Bekommst du denn eine IPv6-Adresse auf dem WAN-Interface?


----------



## _IcedEarth_ (15. März 2022)

Beim letzten mal hat das nicht geklappt.
Würde mit den Einstellungen von oben denn die IP der Fritzbox geändert werden? Oder hab eher ich beim rumprobieren was umgestellt?

Werde nachher nochmal probieren.


----------



## DJKuhpisse (15. März 2022)

Was sagt denn DG dazu?
Muss man da ggf. ein VLAN-Tagging vornehmen?
Schaue mal bei DG, ggf. schreiben die was dazu.


----------



## _IcedEarth_ (15. März 2022)

DJKuhpisse schrieb:


> Was sagt denn DG dazu?
> Muss man da ggf. ein VLAN-Tagging vornehmen?
> Schaue mal bei DG, ggf. schreiben die was dazu.


Laut deren offizieller Anleitung nicht, nein.
Laut Hotline muss die LAN LED auch nicht leuchten. Keine Ahnung, in wieweit ich der Aussage trauen kann


----------



## DJKuhpisse (15. März 2022)

_IcedEarth_ schrieb:


> Laut deren offizieller Anleitung nicht, nein.
> Laut Hotline muss die LAN LED auch nicht leuchten. Keine Ahnung, in wieweit ich der Aussage trauen kann


Die LAN-LED von was?


----------



## _IcedEarth_ (15. März 2022)

DJKuhpisse schrieb:


> Die LAN-LED von was?


Terminator von Nokia (von bisher unbekanntem Typ) mit POW, PON, LAN LED (und WRN glaube ich; kann ich nachher verifizieren)


----------



## DJKuhpisse (15. März 2022)

Ist die denn aus, wenn das Ethernet-Kabel zur FritzBox getrennt ist?


----------



## _IcedEarth_ (15. März 2022)

DJKuhpisse schrieb:


> Ist die denn aus, wenn das Ethernet-Kabel zur FritzBox getrennt ist?

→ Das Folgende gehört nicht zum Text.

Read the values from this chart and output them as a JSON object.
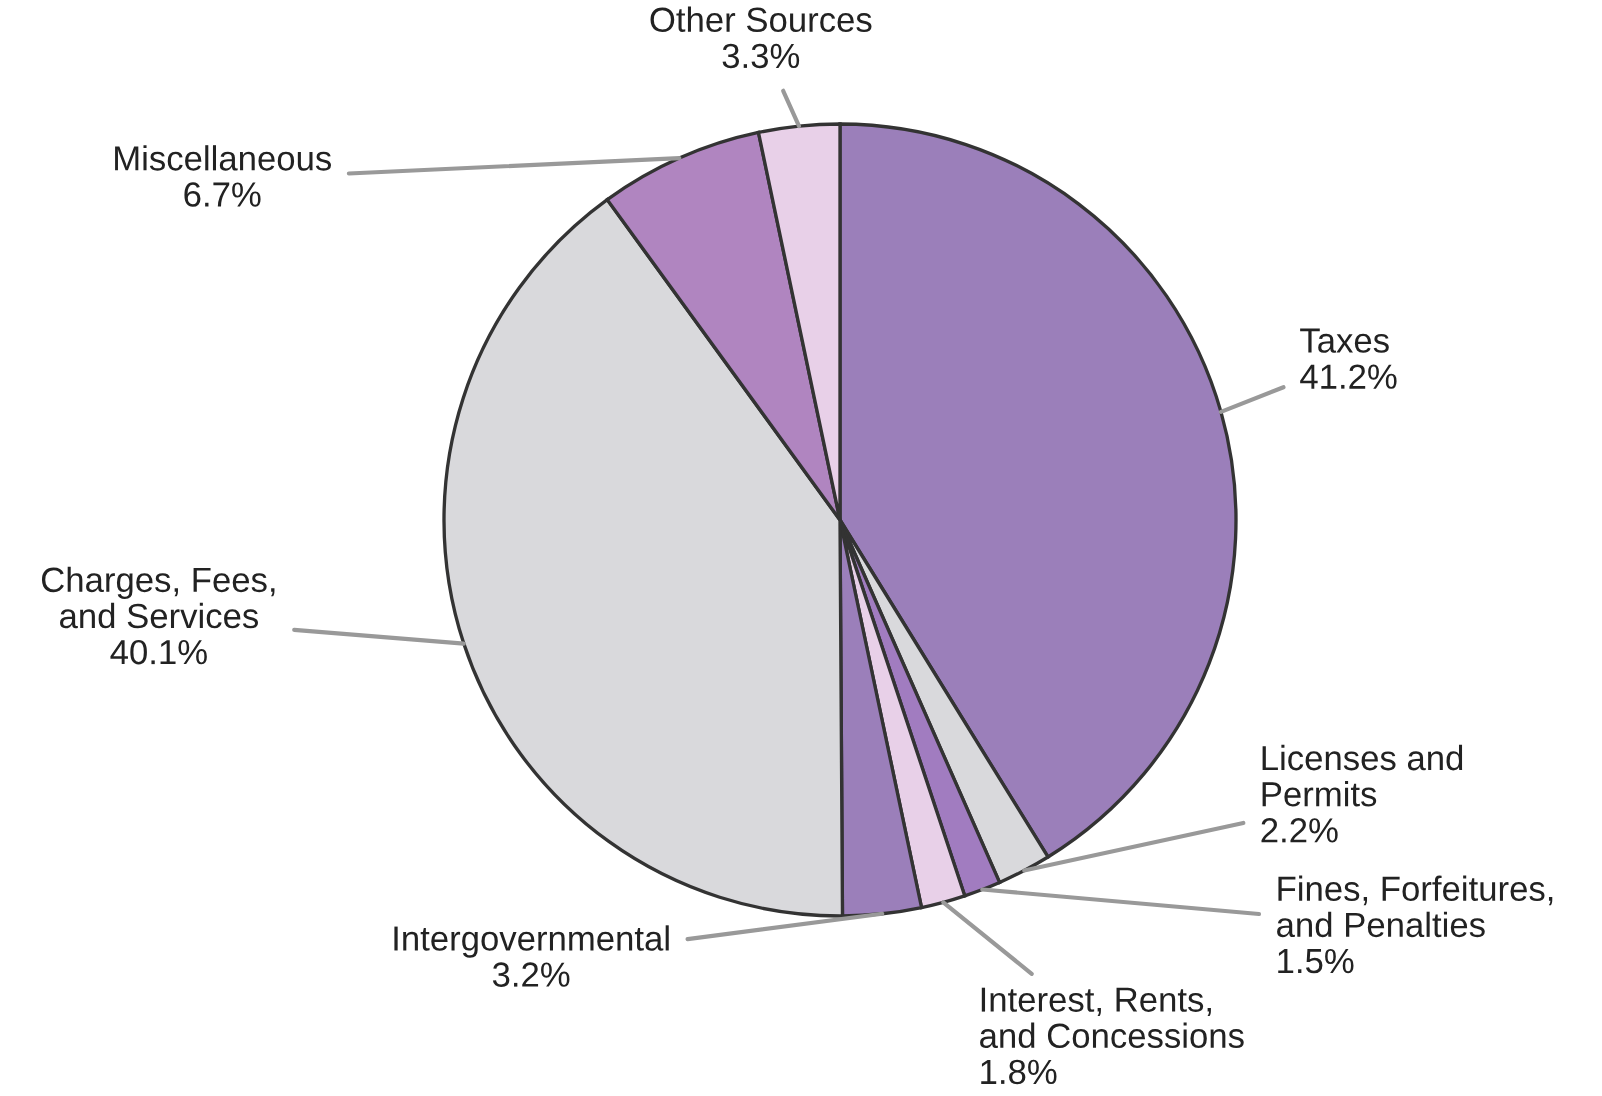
{
  "chart_data": {
    "type": "pie",
    "categories": [
      "Taxes",
      "Licenses and\nPermits",
      "Fines, Forfeitures,\nand Penalties",
      "Interest, Rents,\nand Concessions",
      "Intergovernmental",
      "Charges, Fees,\nand Services",
      "Miscellaneous",
      "Other Sources"
    ],
    "values": [
      41.2,
      2.2,
      1.5,
      1.8,
      3.2,
      40.1,
      6.7,
      3.3
    ],
    "value_labels": [
      "41.2%",
      "2.2%",
      "1.5%",
      "1.8%",
      "3.2%",
      "40.1%",
      "6.7%",
      "3.3%"
    ],
    "colors": [
      "#9b7fba",
      "#d9d9dc",
      "#a17cc0",
      "#e8d0e8",
      "#9b7fba",
      "#d9d9dc",
      "#b085c0",
      "#e8d0e8"
    ]
  }
}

Die ist generell immer aus. Das ist ja das seltsame. Muss nachher auch mal einen Laptop direkt anschließen und gucken, was passiert.


----------



## DJKuhpisse (15. März 2022)

_IcedEarth_ schrieb:


> Die ist generell immer aus. Das ist ja das seltsame. Muss nachher auch mal einen Laptop direkt anschließen und gucken, was passiert.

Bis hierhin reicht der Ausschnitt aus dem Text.